Members of the U.S. women's team celebrate on July 31: The five teenagers were the first Americans to earn a gymnastics gold in 16 years.
Members of the U.S. women's team celebrate on July 31: The five teenagers were the first Americans to earn a gymnastics gold in 16 years.
Ronald Martinez/Getty Images

Gabby Douglas, Jordyn Wieber, Kyla Ross, Aly Raisman, and McKayla Maroney struck gold for U.S. women's gymnastics on Tuesday, not once faltering as they trounced runner-up Russia by five points — as lopsided a victory as you can get in the sport. Fans are calling the squad everything from the "Fab Five" to the "Fierce Five," the nickname the girls like best, and comparing them to the legendary "Magnificent Seven" team from 1996. "Others might disagree," said coach John Geddert. "But this is the best team. Difficulty-wise, consistency-wise, this is the USA's finest." Here, four reasons the 2012 team is being viewed as historically peerless:

1. They're stronger all-around than the Magnificent Seven
The 1996 team's biggest strength was its depth, says Jerry Hinnen at CBS Sports, with Kerri Strug, Dominique Dawes, Dominique Moceanu, and Jaycie Phelps all putting up key scores on individual apparatuses on their way to the gold. But the 2012 edition simply has "three of the world's top four or five all-around gymnasts" in their lineup with Douglas, Raisman, and Wieber. With that kind of firepower, "the only team that could really dream of beating them was themselves." 

2. A five-point victory is unheard of
As Hinnen points out, in 1996 the Americans beat the Russians by less than a point (0.82). This year's win more than sextupled the gap. "Winning a gymnastics meet by five full points? That might as well be the Saints clobbering the Colts 62-7," says Bob Kravitz at Indystar. The Fierce Five's lead was so insurmountable that by the time they got to their final event, the floor routine, "they could have sat in the middle of the mat and read a good book, and still won by a comfortable margin." 

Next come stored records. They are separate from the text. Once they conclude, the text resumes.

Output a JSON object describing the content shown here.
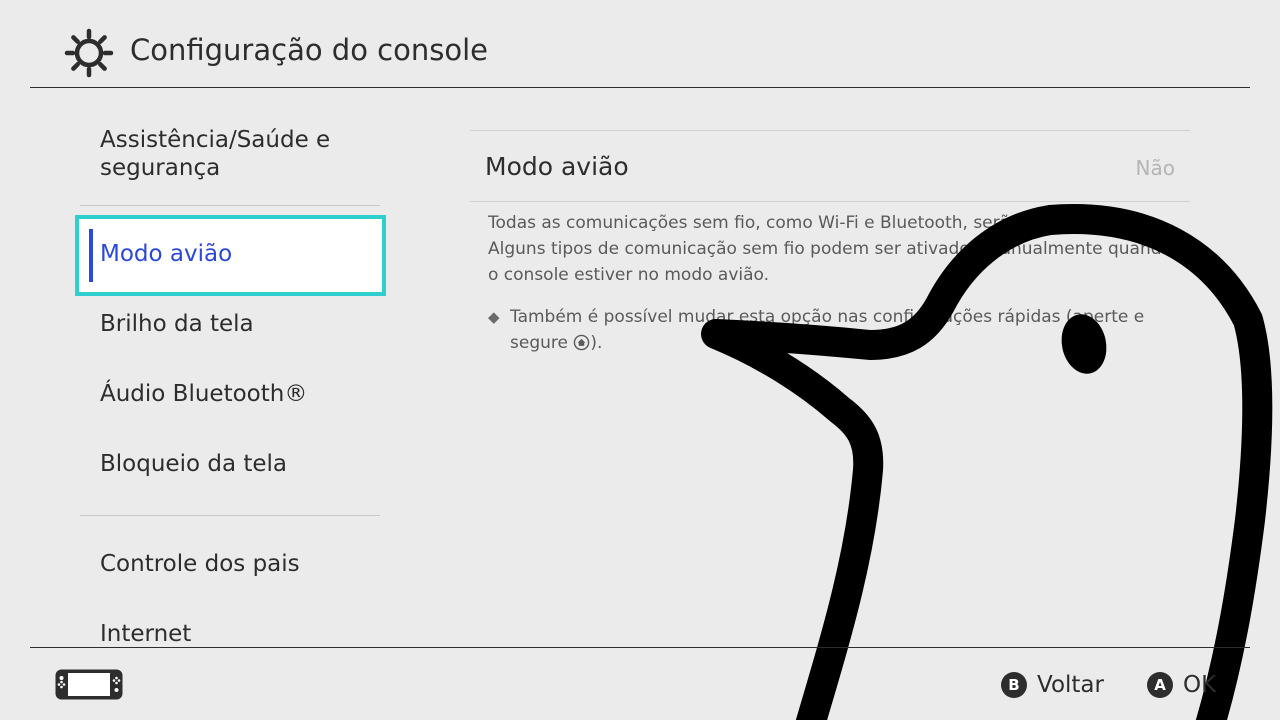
{
  "header": {
    "title": "Configuração do console",
    "icon": "gear-icon"
  },
  "sidebar": {
    "items": [
      {
        "label": "Assistência/Saúde e segurança",
        "line1": "Assistência/Saúde e",
        "line2": "segurança"
      },
      {
        "label": "Modo avião",
        "selected": true
      },
      {
        "label": "Brilho da tela"
      },
      {
        "label": "Áudio Bluetooth®"
      },
      {
        "label": "Bloqueio da tela"
      },
      {
        "label": "Controle dos pais"
      },
      {
        "label": "Internet"
      }
    ]
  },
  "main": {
    "setting_title": "Modo avião",
    "setting_value": "Não",
    "description": "Todas as comunicações sem fio, como Wi-Fi e Bluetooth, serão desativadas. Alguns tipos de comunicação sem fio podem ser ativados manualmente quando o console estiver no modo avião.",
    "note_text": "Também é possível mudar esta opção nas configurações rápidas (aperte e segure ",
    "note_end": ").",
    "note_icon": "home-button-icon"
  },
  "footer": {
    "console_icon": "handheld-console-icon",
    "back": {
      "key": "B",
      "label": "Voltar"
    },
    "ok": {
      "key": "A",
      "label": "OK"
    }
  },
  "colors": {
    "background": "#ebebeb",
    "selection_border": "#2fcfd0",
    "selected_text": "#2b48d8",
    "value_text": "#b5b5b5"
  }
}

3. Their confidence was unshakable 
"Between winning world championships last year and now the Olympics, this U.S. team has hit 56 out of 56 routines, never falling once," says Lindsey Green at New York. Meanwhile, the Russian team fell apart on Tuesday, thanks to a "massive error" from Anastasia Grishina and what many are calling a bona fide disaster for current world floor champion Ksenia Afanasyeva, "who crumbled to a heap after her final tumbling pass." The U.S. women were unflappable, says CBS News' Hinnen. While the U.S. men's team crumbled under the weight of expectations after finishing on top during qualifications, the Fierce Five brushed off pressure like "meager dirt on their shoulders."

4. They didn't need a miracle
This was "complete, gorgeous dominance," says Sally Jenkins at The Washington Post. "It was the best collective performance from the Americans ever, better even than that Bela Karolyi-coached 1996 squad led by Kerri Strug." Remember: The 1996 team needed Strug's "iconic final vault to win gold," says CBS News' Hinnen. "The 1996 team was the best in the world. The 2012 team is the best in the world [now], and it's not close."